Jared was in his early 20s, autistic, and intellectually challenged with an IQ of 54—a full-grown man with the mind of a troubled child. One day, for no apparent reason, he attacked his mother, and police were called. Jared’s mother watched as her mentally ill son was thrown into a squad car and transported to jail.
A young, sick man went without the mental health care he needed—instead of a hospital bed, he went to a jail cell.
Many of our mentally ill are going without the care they need because of certificate of need laws.
In many places throughout the United States, stories like Jared’s are common. “People who need mental health treatment in many parts of the country can’t get it because of state laws called certificates of need,” Goldwater Institute National Investigative Journalist Mark Flatten says. Under certificate of need laws, government needs to grant permission to open any new treatment facility.
The rationale for these laws is that they’re supposed to control medical costs by limiting the supply of services and facilities to only what is needed. But what they do in reality is protect existing providers from competition—to the detriment of patients who are clearly in need.
Certificate of need laws increase cost, lower quality, and restrict access to mental health care.
Certificate of need laws block would-be healthcare providers from building new treatment facilities, even when there’s a demonstrated need. Take Iowa, one of the many states with certificate of need laws on the books: In Iowa, there is a shortage of mental health facilities that can take care of a person in crisis—a person like Jared. Police officers are forced to crisscross the state to transport such patients to mental health facilities to get the treatment they need. But the time and financial commitment for such trips can be too great for small sheriff’s departments to bear. That means that often, the safest place for someone having a psychotic episode is in a jail cell.
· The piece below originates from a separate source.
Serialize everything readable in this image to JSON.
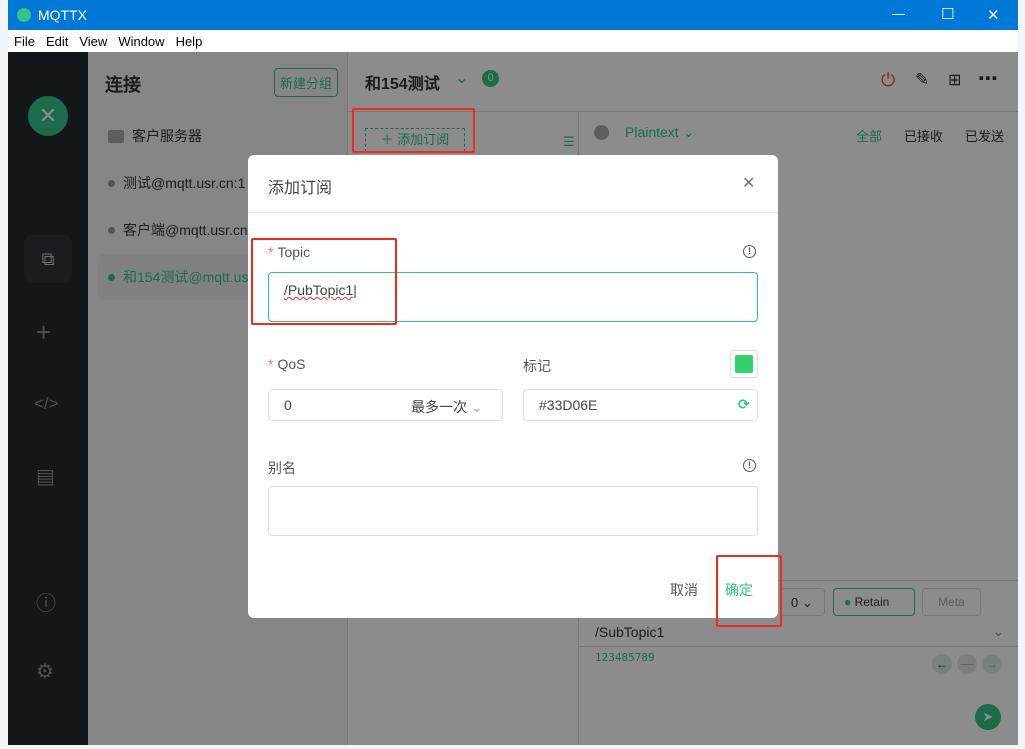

That’s exactly what happened in Jared’s case. He spent days in the county jail, because not a single bed in a mental health facility in the state of Iowa could be located. Yet when a private company sought to build a new mental health facility in Iowa, it was blocked for more than two years by existing providers using certificate of need laws.
Iowa’s certificate of need law made Jared’s situation possible. Jared couldn’t receive mental health care on a timely basis because the supply of hospital bed just wasn’t there. And that scarcity drives up costs and lowers the quality of treatment.
This isn’t hypothetical—it’s real life. A real situation with real people. We are criminalizing our mentally ill. It’s time to change that.